Smith transferred the case to the proper jurisdiction in southern Florida at the last minute to get an indictment and then ran into a buzzsaw named Judge Aileen Cannon.

Thanks to Cannon’s fierceness—her concerns over the dirty nature of the case dates back to September 2022 when she appointed a third party to vet the items collected during the FBI’s armed raid of Mar-a-Lago the month before—the special counsel’s office was forced to disclose instances of tampering with and perhaps destroying evidence, intimidating witnesses, withholding discovery, and misleading the court. 

Court proceedings also revealed egregious misconduct related to the unprecedented armed raid of Mar-a-Lago; agents working out of the Washington and Miami FBI field offices breached the broad terms of the search warrant by ransacking the bedrooms of Melania and Barron Trump. The FBI’s plan included the bureau’s use of lethal force policy, underscoring the excessiveness of the raid, which was altogether unnecessary considering Trump and his lawyers had been cooperating with authorities for months.

Prosecutors later admitted in court that some of the records seized during the raid were not properly handled by investigators; defense attorneys claimed documents were missing.
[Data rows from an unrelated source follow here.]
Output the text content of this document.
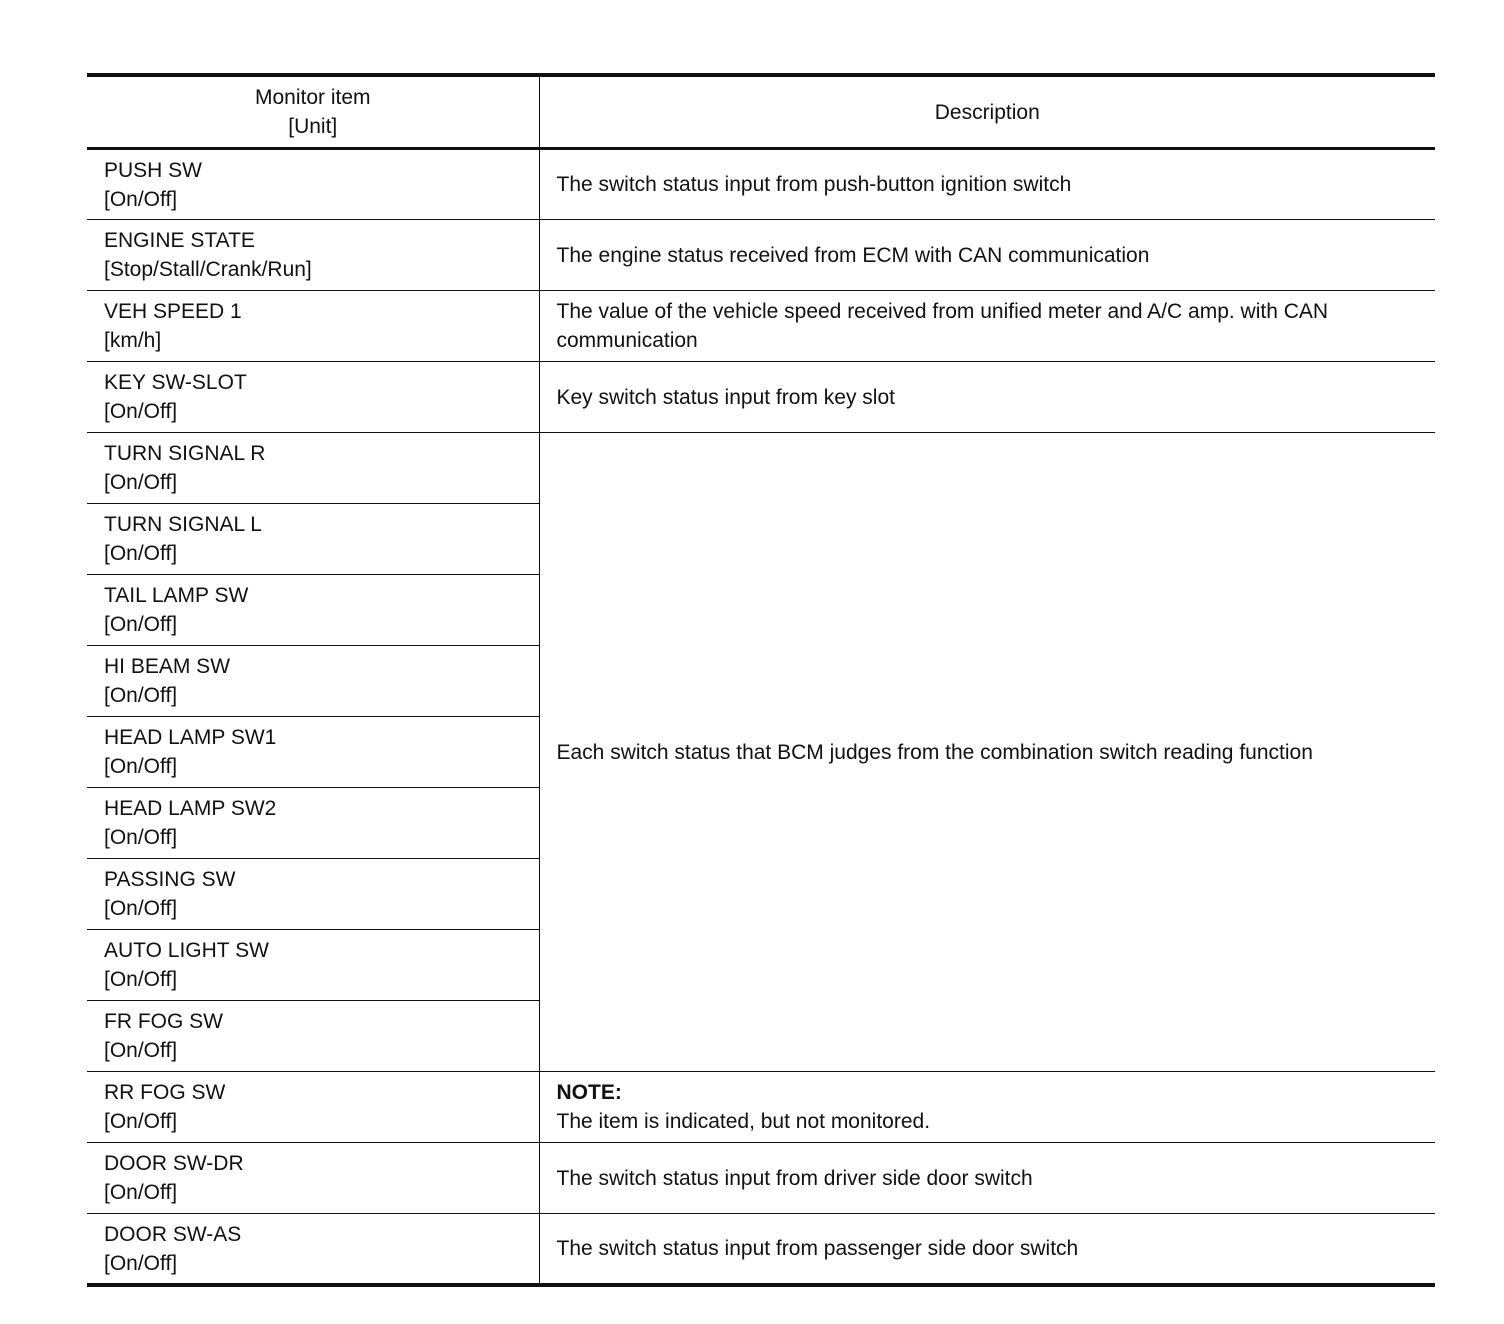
Monitor item
[Unit]	Description

PUSH SW
[On/Off]	The switch status input from push-button ignition switch

ENGINE STATE
[Stop/Stall/Crank/Run]	The engine status received from ECM with CAN communication

VEH SPEED 1
[km/h]	The value of the vehicle speed received from unified meter and A/C amp. with CAN communication

KEY SW-SLOT
[On/Off]	Key switch status input from key slot

TURN SIGNAL R
[On/Off]	Each switch status that BCM judges from the combination switch reading function

TURN SIGNAL L
[On/Off]	

TAIL LAMP SW
[On/Off]	

HI BEAM SW
[On/Off]	

HEAD LAMP SW1
[On/Off]	

HEAD LAMP SW2
[On/Off]	

PASSING SW
[On/Off]	

AUTO LIGHT SW
[On/Off]	

FR FOG SW
[On/Off]	

RR FOG SW
[On/Off]	NOTE:
The item is indicated, but not monitored.

DOOR SW-DR
[On/Off]	The switch status input from driver side door switch

DOOR SW-AS
[On/Off]	The switch status input from passenger side door switch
Defense attorneys also obtained communications between the DOJ, the National Archives, and the Biden White House that demonstrated a behind-the-scenes effort to concoct a documents case as early as May 2021. A Trump DOJ should haul before a grand jury everyone from Biden’s general counsel Jonathan Su to deputy attorney general Lisa Monaco and top NARA officials involved in the scheme.

Conspiracy to defraud, anyone?

Show Us the Money

A full-blown audit into the special counsel’s expenditures should be conducted by either a Trump DOJ or a Republican Congress. Smith’s prosecutors often bragged about “the permanent, indefinite appropriation for independent counsels” allowed under 28 U.S.C. § 591 note, a claim Judge Cannon also doubted.

According to required financial reports, Smith’s team spent at least $35 million in the first 14 months of his investigation, a figure that includes additional support from main Justice. But those costs only cover the period from November 2022 through March 2024; it’s likely Smith blew through another $15 million or so over the last several months, bringing the total to over $50 million.

Expenses include a protective detail for Smith; travel expenses; and millions in unspecified “contractual services.”

Time to see who and what companies profited off the special counsel grift.

Weak Republicans in Congress undoubtedly will resist efforts to investigate and audit Smith but Trump should ignore them.

The American people—as well as Trump himself and his co-defendants—deserve a full accounting of this dirty, rogue, secretive process. And Smith and his accomplices need to be held accountable.